The distinction between “the Jesus of history” and “the Christ of faith” was formulated by certain modern theologians as part of the effort to “demythologize” Jesus as the Son of God and Redeemer of the universe, dismissing that belief as a theological construct only loosely connected, if at all, to the actual, historical Jesus.
A fundamental flaw of the historical-critical method is that, while at various times it has called virtually all traditional beliefs into question, it offers no sure replacement, merely many competing theories.
A major fallacy of this skepticism is the assumption that, while religious believers are fatally biased, skeptics are objective and disinterested.
Some practitioners of the historical-critical method take a far more suspicious view of Christian origins than most historians take toward other aspects of ancient history.
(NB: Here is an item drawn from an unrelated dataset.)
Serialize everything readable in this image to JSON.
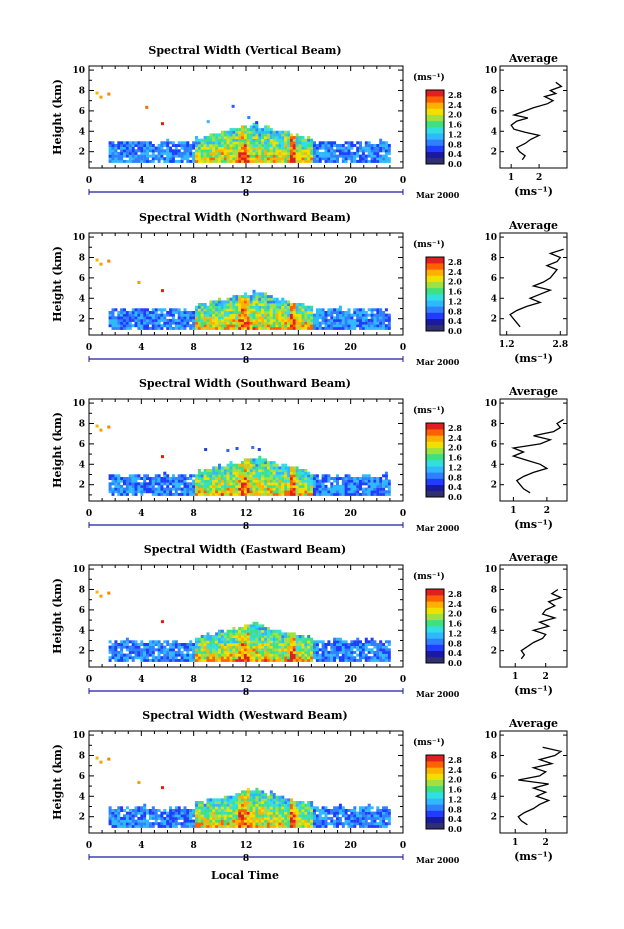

By excluding in principle the very possibility of divine revelation, they imprison Christianity entirely within the movement of history, essentially reducing questions of faith to factional struggles within the Church.
If orthodox Christianity does not represent revealed truth, it must be seen as merely the triumph of one party over another, making it possible to cancel seventeen centuries of history in order to redefine the very foundations of the Church.
 But an awareness of the historical character of the Church carries with it the danger that she will be seen as only a product of history, without a transcendent divine character.
While Christians can never be indifferent to the reliability of historical claims, since to discredit the historical basis of the Gospel would be to discredit the entire faith, they must be aware of their limits.
The historical character of the Church is embodied above all in her affirmation of Tradition—the handing on of the faith from generation to generation, guided by the Holy Spirit.
The attempt to appeal to the Scripture against Tradition is a denial of that historicity.